Ketiga: ”Katakanlah, ’Sungguh, Tuhanku melapangkan rezeki dan
membatasinya bagi siapa yang Dia kehendaki di antara hamba-hamba-Nya.’ Dan apa
saja yang kamu infakkan, Allah akan menggantinya dan Dialah Pemberi Rezeki yang
terbaik.” (QS Saba, 34: 39)
Ayat
yang mulia ini menyiratkan sebuah pesan bahwa tidak akan ada yang hilang dari
rezeki yang kita nafkahkan di jalan Allah Swt. Justru, dengan disedekahkan
itulah harta kita menjadi kekal. Sebagai contoh, kita punya uang sepuluh ribu,
dua ribunya kita sedekahkan, dan sisanya kita gunakan untuk kepentingan
sendiri. Dalam pandangan Allah Swt., uang yang dua ribu itulah rezeki kita
sebenarnya yang akan menolong kita di dunia dan di akhirat.
Tidaklah
kita menyedekahkan kelebihan harta kita kecuali akan Allah ganti semuanya
dengan yang lebih baik. Tidak ada kerugian. Yang ada hanyalah keuntungan. Dalam
beberapa ayat Al Qur’an, Allah Swt. menyebut harta yang kita sedekahkan dengat
kata ”pinjaman”. Artinya, Allah Swt. meminjam harta yang kita miliki dan Dia
akan mengembalikannya dengan berlipat ganda pada saat kita sangat
membutuhkannya.
Mahasuci
Allah. Mahadermawan Dia. Padahal, sangat mudah bagi Dia untuk mengambil harta
tersebut walau dengan cara paksaan sekalipun karena semua adalah milik-Nya.
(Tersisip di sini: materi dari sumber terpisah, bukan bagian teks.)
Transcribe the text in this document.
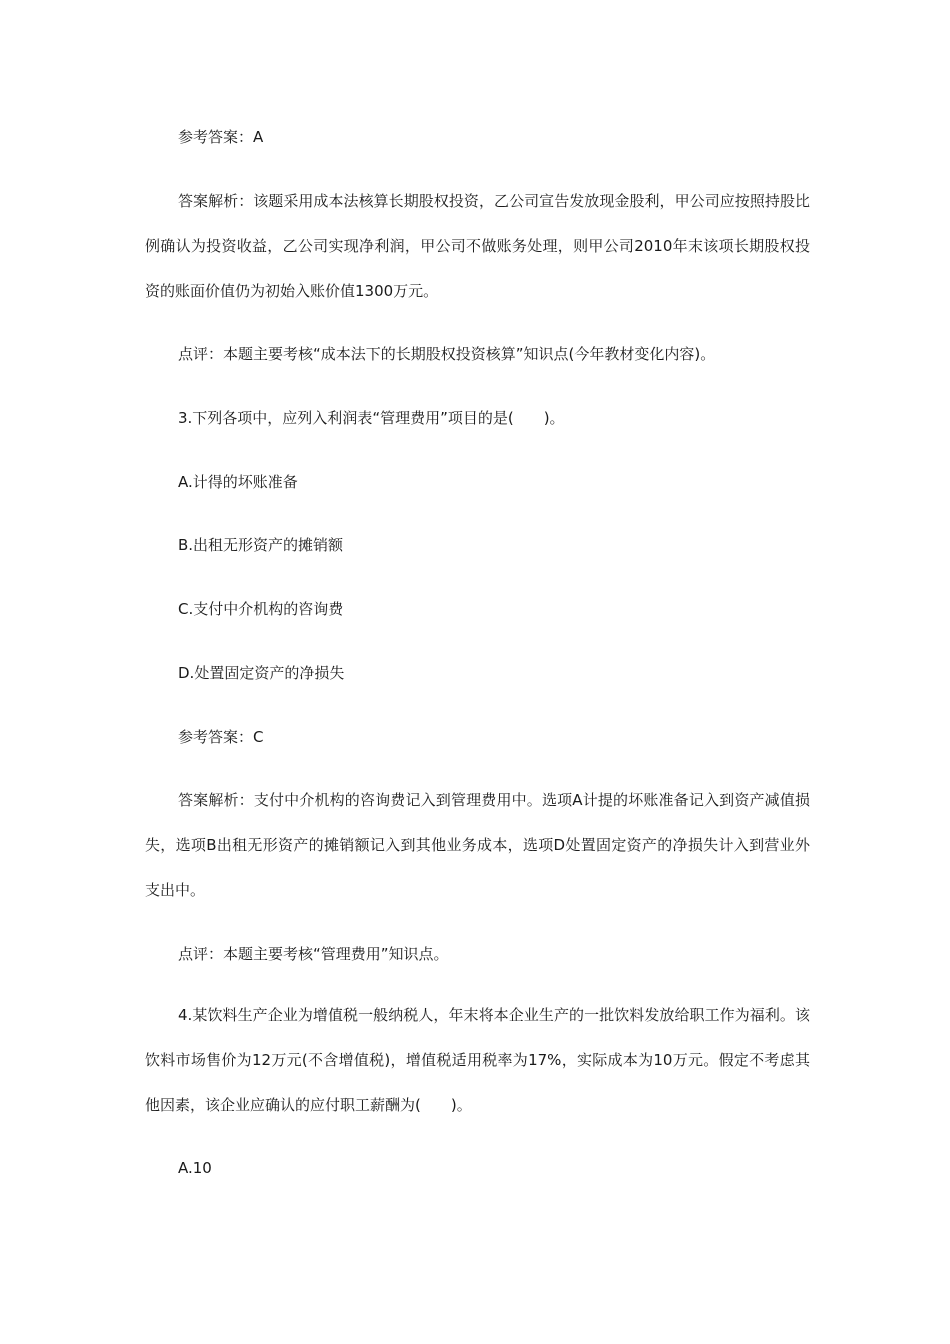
参考答案：A

答案解析：该题采用成本法核算长期股权投资，乙公司宣告发放现金股利，甲公司应按照持股比例确认为投资收益，乙公司实现净利润，甲公司不做账务处理，则甲公司2010年末该项长期股权投资的账面价值仍为初始入账价值1300万元。

点评：本题主要考核“成本法下的长期股权投资核算”知识点(今年教材变化内容)。

3.下列各项中，应列入利润表“管理费用”项目的是(　　)。

A.计得的坏账准备

B.出租无形资产的摊销额

C.支付中介机构的咨询费

D.处置固定资产的净损失

参考答案：C

答案解析：支付中介机构的咨询费记入到管理费用中。选项A计提的坏账准备记入到资产减值损失，选项B出租无形资产的摊销额记入到其他业务成本，选项D处置固定资产的净损失计入到营业外支出中。

点评：本题主要考核“管理费用”知识点。

4.某饮料生产企业为增值税一般纳税人，年末将本企业生产的一批饮料发放给职工作为福利。该饮料市场售价为12万元(不含增值税)，增值税适用税率为17%，实际成本为10万元。假定不考虑其他因素，该企业应确认的应付职工薪酬为(　　)。

A.10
Harta yang dimiliki manusia hanyalah sedikit saja dari harta milik-Nya yang Dia
titipkan kepada manusia. Oleh karena itu, sampai detik ini, tidak ada orang
berinfak secara ikhlas yang menjadi fakir miskin. Mengapa? Karena Allah dan Rasul-Nya telah berjanji bahwa dengan sedekah, seseorang akan
mendapatkan rezeki, malaikat pun akan mendoakan untuk kebaikan dan
pelipatgandaan rezeki bagi orang yang gemar bersedekah. Selain itu, persentase sedekah yang wajib
dikeluarkan pun sangat kecil jika dibandingkan dengan keseluruhan harta yang
Allah Swt. titipkan, yaitu 2,5 persen.
Ada
hal menarik ketika turun surat Saba ayat 39 ini. Para sahabat berlomba untuk
bersedekah. Kisah yang paling monumental adalah ”persaingan” antara Abu Bakar
dan Umar bin Khattab dalam menafkahkan hartanya di jalan Allah. Dikisahkan,
Umar bin Khattab datang kepada Rasulullah saw. dengan membawa setengah dari
harta yang dimilikinya lalu dia menyerahkannya. Rasulullah saw. pun takjub
dengan pengorbanan sahabatnya tersebut. Tidak lama kemudian, datanglah Abu
Bakar membawa seluruh harta bendanya lalu diletakkan antara dua tangan
Rasulullah saw. Melihat banyaknya harta yang dibawa Abu Bakar, Rasulullah saw.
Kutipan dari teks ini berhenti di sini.